The Sketchbooks of Peter Koval: Another Peek

Photographer Peter Koval has been busy: Since last month’s peek at his Tribeca sketches, he has made seven more. You can see more of his work—including sketches of other neighborhoods—at Click to see them larger. His comments are in italics.

UPDATE: Peter says you can buy prints of his sketches here.

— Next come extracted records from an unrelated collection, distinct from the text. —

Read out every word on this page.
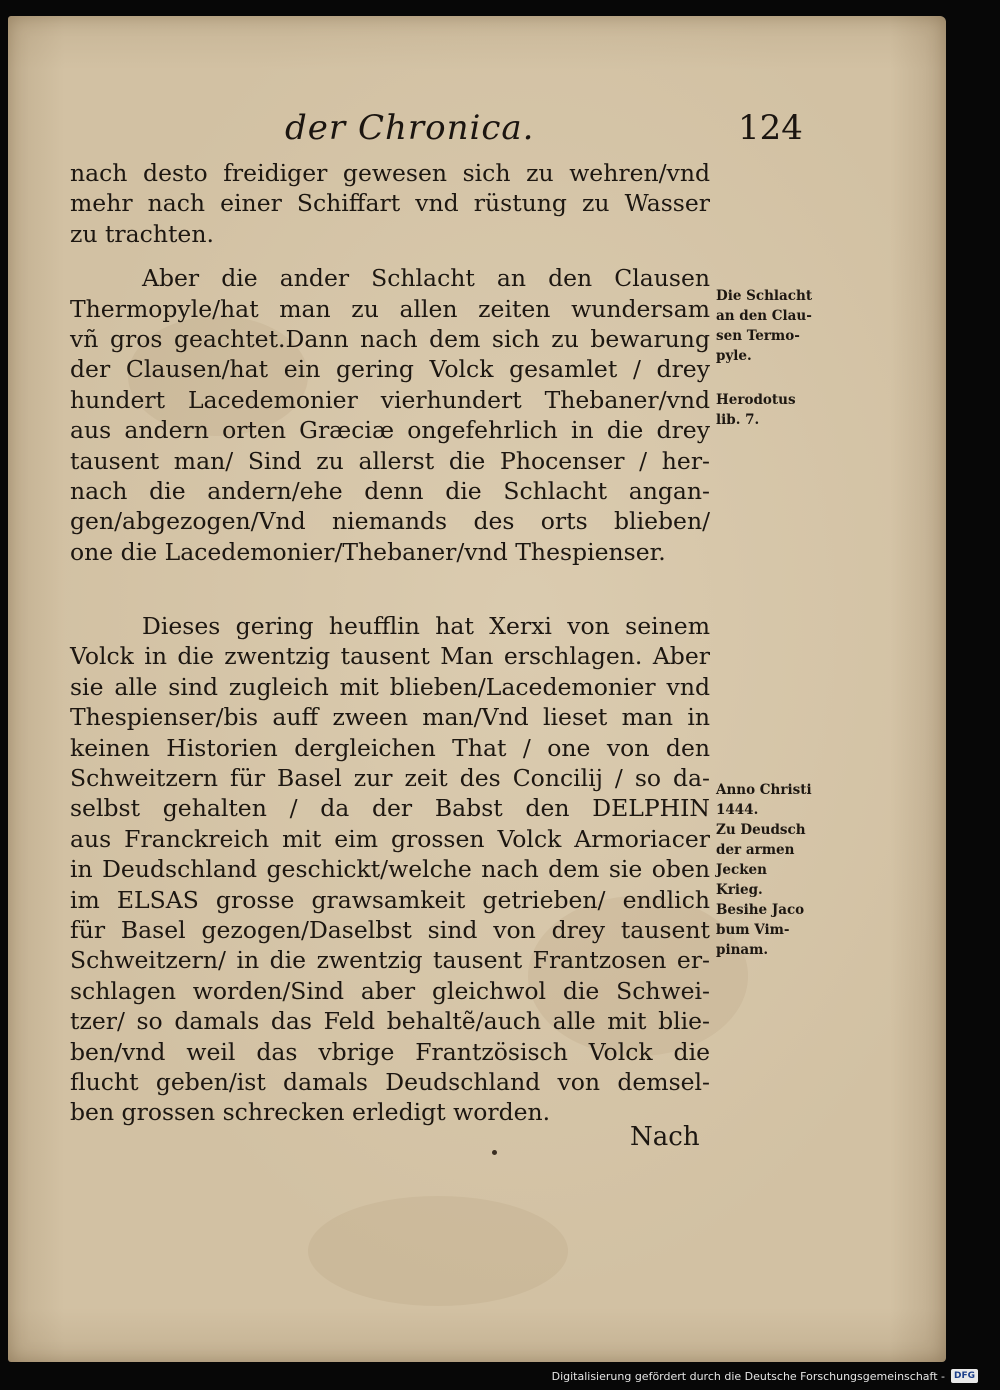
der Chronica.	124
nach desto freidiger gewesen sich zu wehren/vnd
mehr nach einer Schiffart vnd rüstung zu Wasser
zu trachten.
Aber die ander Schlacht an den Clausen
Thermopyle/hat man zu allen zeiten wundersam
vñ gros geachtet.Dann nach dem sich zu bewarung
der Clausen/hat ein gering Volck gesamlet / drey
hundert Lacedemonier vierhundert Thebaner/vnd
aus andern orten Græciæ ongefehrlich in die drey
tausent man/ Sind zu allerst die Phocenser / her-
nach die andern/ehe denn die Schlacht angan-
gen/abgezogen/Vnd niemands des orts blieben/
one die Lacedemonier/Thebaner/vnd Thespienser.
Dieses gering heufflin hat Xerxi von seinem
Volck in die zwentzig tausent Man erschlagen. Aber
sie alle sind zugleich mit blieben/Lacedemonier vnd
Thespienser/bis auff zween man/Vnd lieset man in
keinen Historien dergleichen That / one von den
Schweitzern für Basel zur zeit des Concilij / so da-
selbst gehalten / da der Babst den DELPHIN
aus Franckreich mit eim grossen Volck Armoriacer
in Deudschland geschickt/welche nach dem sie oben
im ELSAS grosse grawsamkeit getrieben/ endlich
für Basel gezogen/Daselbst sind von drey tausent
Schweitzern/ in die zwentzig tausent Frantzosen er-
schlagen worden/Sind aber gleichwol die Schwei-
tzer/ so damals das Feld behaltẽ/auch alle mit blie-
ben/vnd weil das vbrige Frantzösisch Volck die
flucht geben/ist damals Deudschland von demsel-
ben grossen schrecken erledigt worden.
Die Schlacht
an den Clau-
sen Termo-
pyle.
Herodotus
lib. 7.
Anno Christi
1444.
Zu Deudsch
der armen
Jecken
Krieg.
Besihe Jaco
bum Vim-
pinam.
Nach
Digitalisierung gefördert durch die Deutsche Forschungsgemeinschaft -	DFG
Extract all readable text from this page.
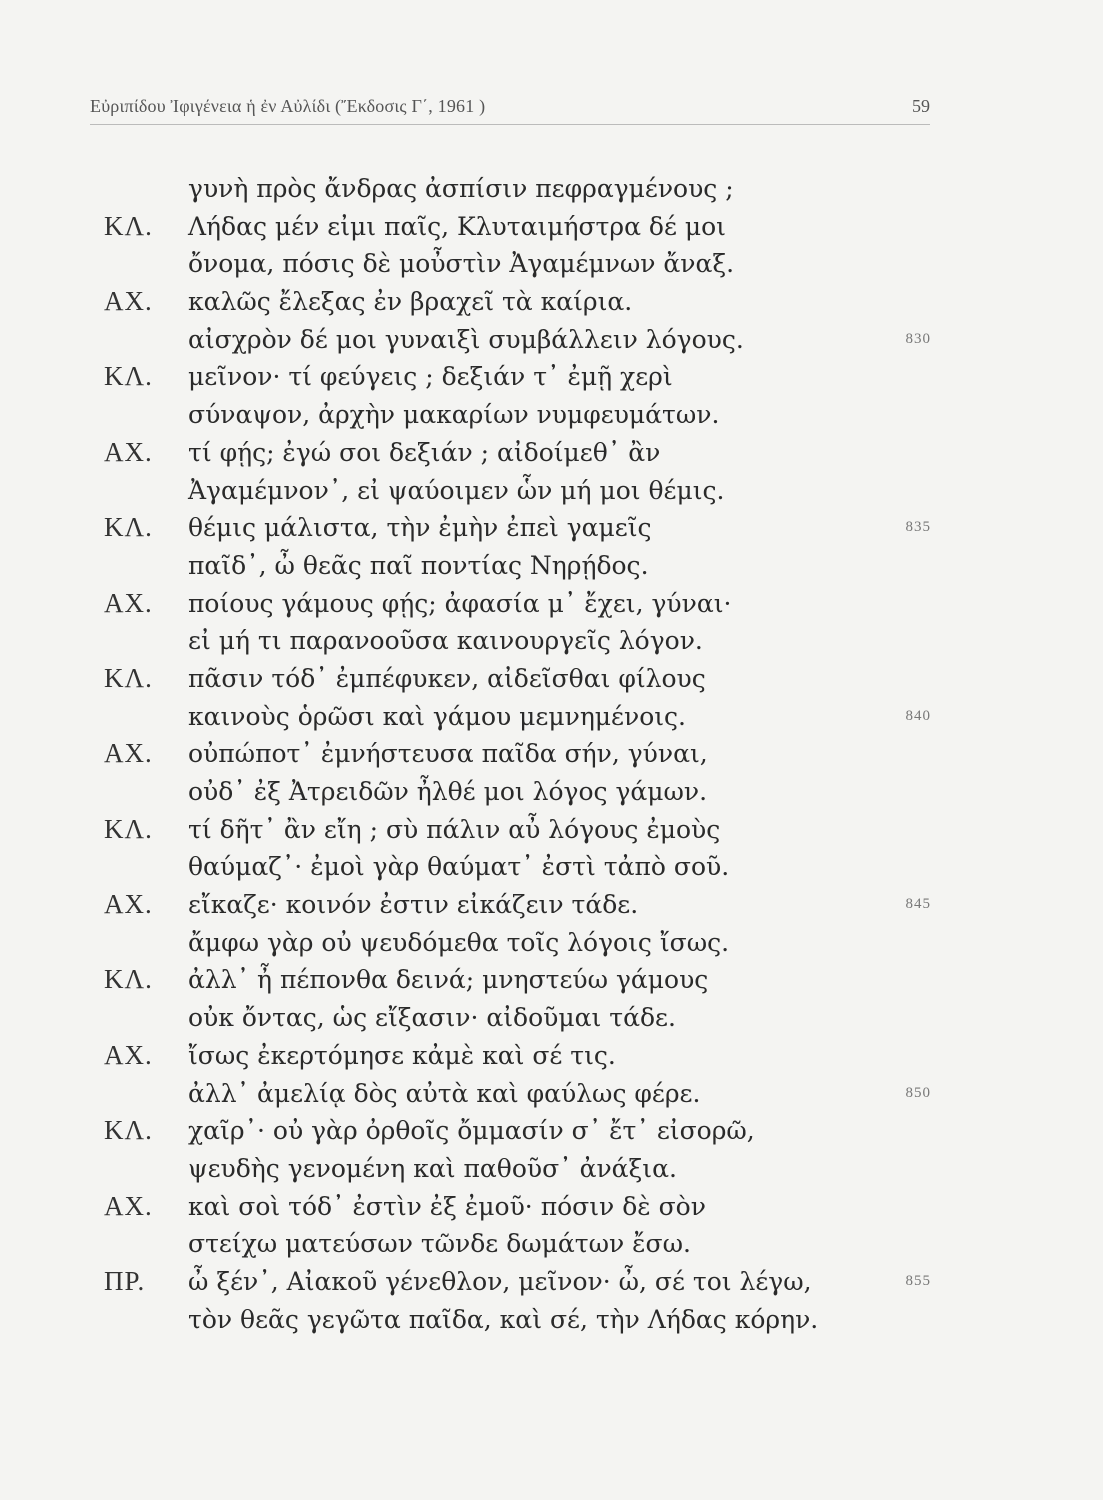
Εὐριπίδου Ἰφιγένεια ἡ ἐν Αὐλίδι (Ἔκδοσις Γ΄, 1961 )	59
γυνὴ πρὸς ἄνδρας ἀσπίσιν πεφραγμένους ;
ΚΛ. Λήδας μέν εἰμι παῖς, Κλυταιμήστρα δέ μοι
ὄνομα, πόσις δὲ μοὖστὶν Ἀγαμέμνων ἄναξ.
ΑΧ. καλῶς ἔλεξας ἐν βραχεῖ τὰ καίρια.
αἰσχρὸν δέ μοι γυναιξὶ συμβάλλειν λόγους.	830
ΚΛ. μεῖνον· τί φεύγεις ; δεξιάν τ᾽ ἐμῇ χερὶ
σύναψον, ἀρχὴν μακαρίων νυμφευμάτων.
ΑΧ. τί φῄς; ἐγώ σοι δεξιάν ; αἰδοίμεθ᾽ ἂν
Ἀγαμέμνον᾽, εἰ ψαύοιμεν ὧν μή μοι θέμις.
ΚΛ. θέμις μάλιστα, τὴν ἐμὴν ἐπεὶ γαμεῖς	835
παῖδ᾽, ὦ θεᾶς παῖ ποντίας Νηρῄδος.
ΑΧ. ποίους γάμους φῄς; ἀφασία μ᾽ ἔχει, γύναι·
εἰ μή τι παρανοοῦσα καινουργεῖς λόγον.
ΚΛ. πᾶσιν τόδ᾽ ἐμπέφυκεν, αἰδεῖσθαι φίλους
καινοὺς ὁρῶσι καὶ γάμου μεμνημένοις.	840
ΑΧ. οὐπώποτ᾽ ἐμνήστευσα παῖδα σήν, γύναι,
οὐδ᾽ ἐξ Ἀτρειδῶν ἦλθέ μοι λόγος γάμων.
ΚΛ. τί δῆτ᾽ ἂν εἴη ; σὺ πάλιν αὖ λόγους ἐμοὺς
θαύμαζ᾽· ἐμοὶ γὰρ θαύματ᾽ ἐστὶ τἀπὸ σοῦ.
ΑΧ. εἴκαζε· κοινόν ἐστιν εἰκάζειν τάδε.	845
ἄμφω γὰρ οὐ ψευδόμεθα τοῖς λόγοις ἴσως.
ΚΛ. ἀλλ᾽ ἦ πέπονθα δεινά; μνηστεύω γάμους
οὐκ ὄντας, ὡς εἴξασιν· αἰδοῦμαι τάδε.
ΑΧ. ἴσως ἐκερτόμησε κἀμὲ καὶ σέ τις.
ἀλλ᾽ ἀμελίᾳ δὸς αὐτὰ καὶ φαύλως φέρε.	850
ΚΛ. χαῖρ᾽· οὐ γὰρ ὀρθοῖς ὄμμασίν σ᾽ ἔτ᾽ εἰσορῶ,
ψευδὴς γενομένη καὶ παθοῦσ᾽ ἀνάξια.
ΑΧ. καὶ σοὶ τόδ᾽ ἐστὶν ἐξ ἐμοῦ· πόσιν δὲ σὸν
στείχω ματεύσων τῶνδε δωμάτων ἔσω.
ΠΡ. ὦ ξέν᾽, Αἰακοῦ γένεθλον, μεῖνον· ὦ, σέ τοι λέγω,	855
τὸν θεᾶς γεγῶτα παῖδα, καὶ σέ, τὴν Λήδας κόρην.
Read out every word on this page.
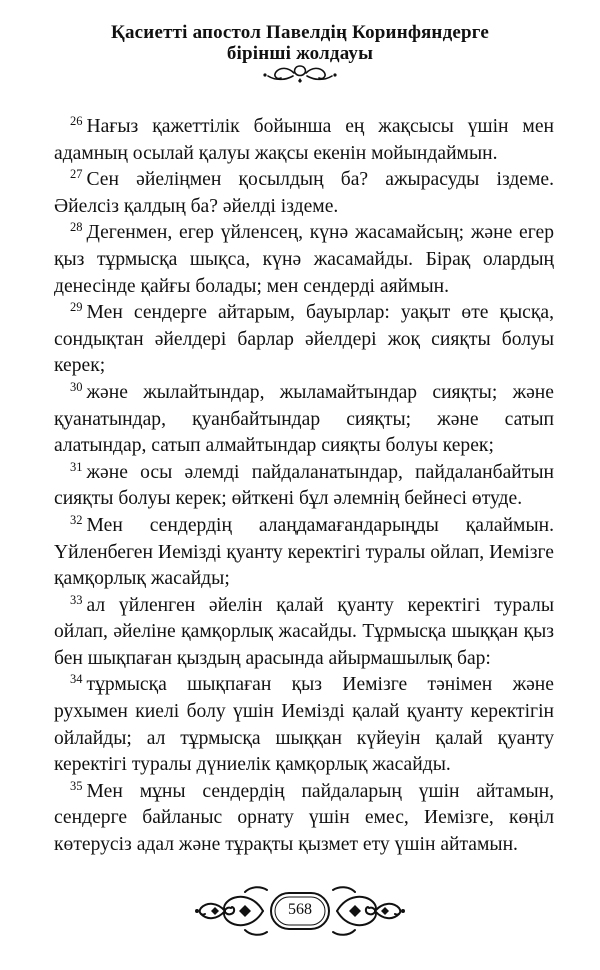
Қасиетті апостол Павелдің Коринфяндерге
бірінші жолдауы

$^{26}$ Нағыз қажеттілік бойынша ең жақсысы үшін мен адамның осылай қалуы жақсы екенін мойындаймын.

$^{27}$ Сен әйеліңмен қосылдың ба? ажырасуды іздеме. Әйелсіз қалдың ба? әйелді іздеме.

$^{28}$ Дегенмен, егер үйленсең, күнә жасамайсың; және егер қыз тұрмысқа шықса, күнә жасамайды. Бірақ олардың денесінде қайғы болады; мен сендерді аяймын.

$^{29}$ Мен сендерге айтарым, бауырлар: уақыт өте қысқа, сондықтан әйелдері барлар әйелдері жоқ сияқты болуы керек;

$^{30}$ және жылайтындар, жыламайтындар сияқты; және қуанатындар, қуанбайтындар сияқты; және сатып алатындар, сатып алмайтындар сияқты болуы керек;

$^{31}$ және осы әлемді пайдаланатындар, пайдаланбайтын сияқты болуы керек; өйткені бұл әлемнің бейнесі өтуде.

$^{32}$ Мен сендердің алаңдамағандарыңды қалаймын. Үйленбеген Иемізді қуанту керектігі туралы ойлап, Иемізге қамқорлық жасайды;

$^{33}$ ал үйленген әйелін қалай қуанту керектігі туралы ойлап, әйеліне қамқорлық жасайды. Тұрмысқа шыққан қыз бен шықпаған қыздың арасында айырмашылық бар:

$^{34}$ тұрмысқа шықпаған қыз Иемізге тәнімен және рухымен киелі болу үшін Иемізді қалай қуанту керектігін ойлайды; ал тұрмысқа шыққан күйеуін қалай қуанту керектігі туралы дүниелік қамқорлық жасайды.

$^{35}$ Мен мұны сендердің пайдаларың үшін айтамын, сендерге байланыс орнату үшін емес, Иемізге, көңіл көтерусіз адал және тұрақты қызмет ету үшін айтамын.

568
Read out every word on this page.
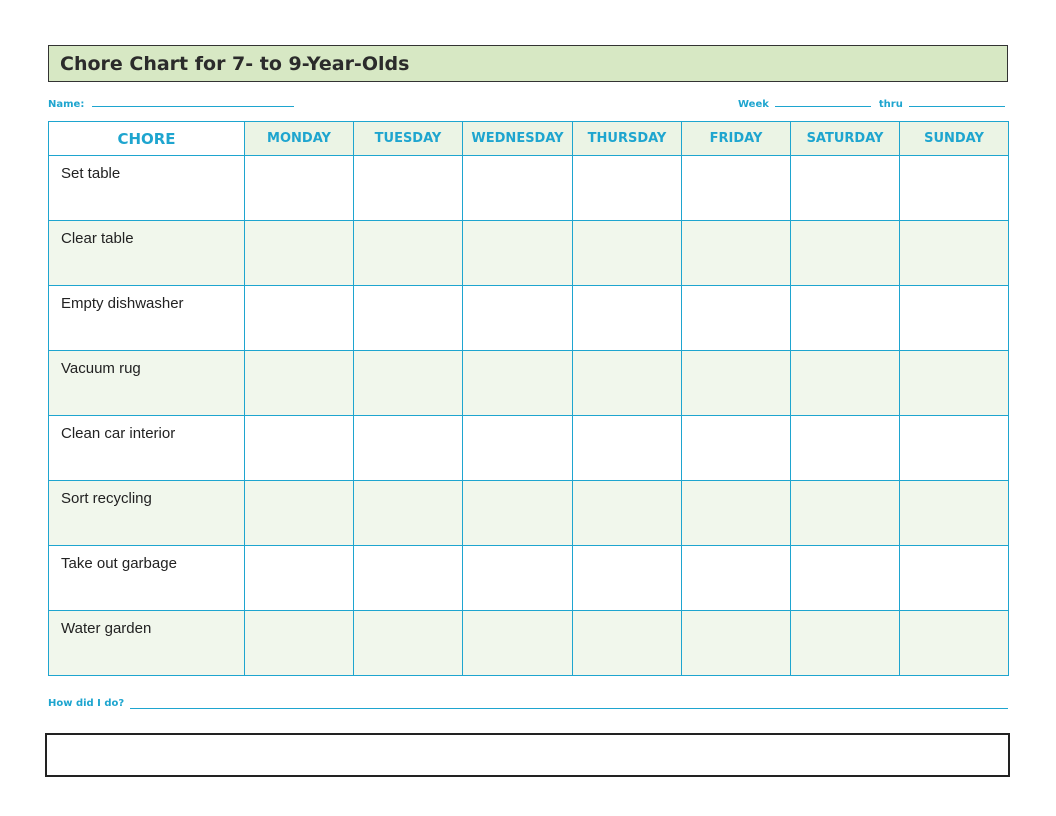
Chore Chart for 7- to 9-Year-Olds
Name:	Week	thru
CHORE	MONDAY	TUESDAY	WEDNESDAY	THURSDAY	FRIDAY	SATURDAY	SUNDAY
Set table							
Clear table							
Empty dishwasher							
Vacuum rug							
Clean car interior							
Sort recycling							
Take out garbage							
Water garden							
How did I do?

Canal Street in NYC. I hate Canal Street. For some reason it’s a tourist destination—but to me it’s a pit of desperation, curbside scam artists, bad food, over crowded sidewalks, despair, sweaty people, and heavy traffic. I walked across this street millions of times when I lived in Tribeca, going into SoHo for coffee. I thought it would be a great idea to document it, though I found nothing pretty about it, and I think that’s reflected in this sketch. It’s dark, dirty, the colors are muddy, and the people are a blur. It was challenging sketching on this very busy street corner, getting bumped and stared at, so I quickly sketched the structure then filled the rest in with my impression of it, which was chaotic.

42 Lispenard, just south of Canal Street is a great red building on a grimy street. It used to be the home of the Pearl Paint annex, but since the recession (depression) has since closed all their annex shops but still maintain their main store on Canal St. I used to go here often since I was only a few blocks away. Now I get most of my art supplies from Blick, out of convenience and availability.

Moved to this location in 1904, and made famous by being the headquarters in Ghostbusters, this Firehouse in Tribeca was also one of the first responders to the World Trade Center on 9/11.

Next to Hook & Ladder 8 in Tribeca, if you look up, you’ll catch an array of buildings leading up to a water tank. As early as the 1800’s all buildings taller than six stories needed water tanks to keep water pressure up in higher floors. It’s become an aesthetic staple in the NYC landscape. In 2006 Tribeca required all new buildings to have water tanks atop them even if they weren’t being used.

This door actually is in an alley between Walker Street and Canal Street called Cortlandt Alley. The alleys around Tribeca and Chinatown are very Blade Runner, especially if there is a haze in the air and the sun is reflecting off the fire escapes. I liked that the address was 72 and it was 72 degrees out.

This is basically across the street from the Liquor Store Bar. I always found the old wooden doors, and iron window theft protector, incongruous to the concept of the post-industrial vision of downtown. I feel the same way about carriage houses in Brooklyn Heights.